Given an arbitrary $x\neq \mathbf{0}$, let $\lambda=\frac{1}{\lVert x\rVert_p}$. If you already know the inequality when the $p$-norm is $1$, then you know that $$\lVert \lambda x \rVert_q \leq \lVert \lambda x \rVert_p,$$ since the $p$-norm of $\lambda x$ is $1$. But since $\lambda$ is a positive scalar, this is equivalent to $$\lambda\lVert x \rVert _q \leq \lambda \lVert x\rVert_p,$$ and cancelling $\lambda$ gives the desired inequality for arbitrary $x\neq\mathbf{0}$.

A similar trick works for the second inequality. And of course, the inequality trivially holds if $x=\mathbf{0}$.
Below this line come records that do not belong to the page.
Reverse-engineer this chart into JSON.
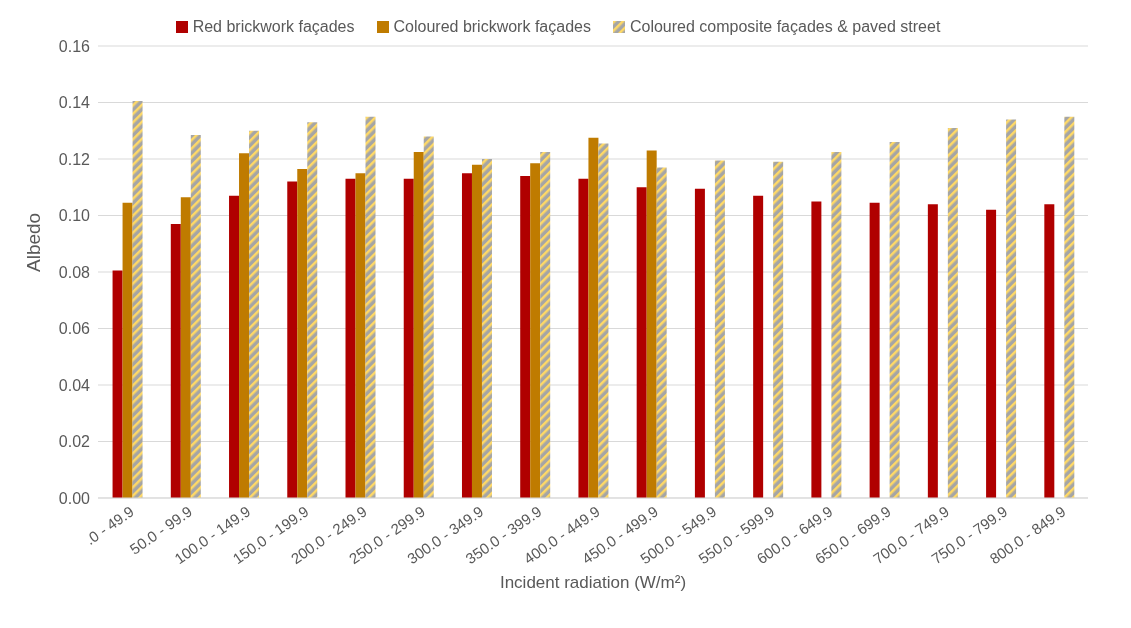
{
  "chart_data": {
    "type": "bar",
    "xlabel": "Incident radiation (W/m²)",
    "ylabel": "Albedo",
    "categories": [
      ".0 - 49.9",
      "50.0 - 99.9",
      "100.0 - 149.9",
      "150.0 - 199.9",
      "200.0 - 249.9",
      "250.0 - 299.9",
      "300.0 - 349.9",
      "350.0 - 399.9",
      "400.0 - 449.9",
      "450.0 - 499.9",
      "500.0 - 549.9",
      "550.0 - 599.9",
      "600.0 - 649.9",
      "650.0 - 699.9",
      "700.0 - 749.9",
      "750.0 - 799.9",
      "800.0 - 849.9"
    ],
    "series": [
      {
        "name": "Red brickwork façades",
        "color": "#b00000",
        "values": [
          0.0805,
          0.097,
          0.107,
          0.112,
          0.113,
          0.113,
          0.115,
          0.114,
          0.113,
          0.11,
          0.1095,
          0.107,
          0.105,
          0.1045,
          0.104,
          0.102,
          0.104
        ]
      },
      {
        "name": "Coloured brickwork façades",
        "color": "#bf7b00",
        "values": [
          0.1045,
          0.1065,
          0.122,
          0.1165,
          0.115,
          0.1225,
          0.118,
          0.1185,
          0.1275,
          0.123,
          null,
          null,
          null,
          null,
          null,
          null,
          null
        ]
      },
      {
        "name": "Coloured composite façades & paved street",
        "color": "#ffd966",
        "values": [
          0.1405,
          0.1285,
          0.13,
          0.133,
          0.135,
          0.128,
          0.12,
          0.1225,
          0.1255,
          0.117,
          0.1195,
          0.119,
          0.1225,
          0.126,
          0.131,
          0.134,
          0.135
        ]
      }
    ],
    "ylim": [
      0,
      0.16
    ],
    "yticks": [
      {
        "value": 0,
        "label": "0.00"
      },
      0.02,
      0.04,
      0.06,
      0.08,
      {
        "value": 0.1,
        "label": "0.10"
      },
      0.12,
      0.14,
      0.16
    ],
    "grid": "y",
    "legend": "top"
  }
}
And my comment/question is:
I don't quite understand why you need that $\|x\|_p=1$ to prove the first inequality, I thought that if $p \le q$ then $\frac pq \le 1$ so: $$\left( \sum_i |x_i|^q \right)^{(1/q)(p/p)} = \left( \sum_i |x_i|^q \right)^{p/(qp)} = \left( \left( \sum_i |x_i|^q \right)^{p/q} \right)^{1/p} \le \left(\sum_i |x_i|^{q(p/q)} \right)^{1/p}$$ Hence: $\|x\|_q\le \|x\|_p$
I got this idea from How do you show that $l_p \subset l_q$ for $p \leq q$? however it's likely that I didn't understood well.

Answer 1

I find it easier to use $\|x\|_\infty = \sup |x_i|$. It isn't hard to see that $\|x\|_\infty \le \|x\|_p$ for any $p > 0$. This leads to $$\|x\|_q^q = \sum_i |x_i|^q = \sum_i |x_i|^{q-p} |x_i|^p \le \|x\|_\infty^{q-p} \sum_i |x_i|^p \le \|x\|_p^{q-p} \sum_i |x_i|^p = \|x\|_p^{q-p} \|x\|_p^p = \|x||_p^q$$ provided that $q > p$. Now take the $q^{th}$ root on both sides.

Answer 2

Taking roots (power $<1$) pushes values towards $1$. Taking powers $>1$ pushes values away from $1$. In general if some of your coordinates are less than $1$ and some are larger than $1$, it becomes a mess. If $\|x\|_p = 1$, then all coordinates are less than $1$, so taking roots or powers will push all coordinates the same way. So, the idea is to take advantage of homogeneity (scaling) of the inequality to get this nice situtation where the proof becomes simple.

To add a little bit to address the question: While what you wrote is correct, using the inequality $\left( \sum_i |x_i| \right)^{\alpha} \leq \sum_i |x_i|^\alpha$, if you rearrange this inequality, you are really using that $\|x\|_1 \leq \|x\|_\alpha$ for $\alpha < 1$. Or if you like, replacing $|x_i|$ with $|x_i|^{1/\alpha}$, $\|x\|_{1/\alpha} \leq \|x\|_1$. So in some sense, the inequality you use is a specific case of what you proved. I'd say that's a bit too circular.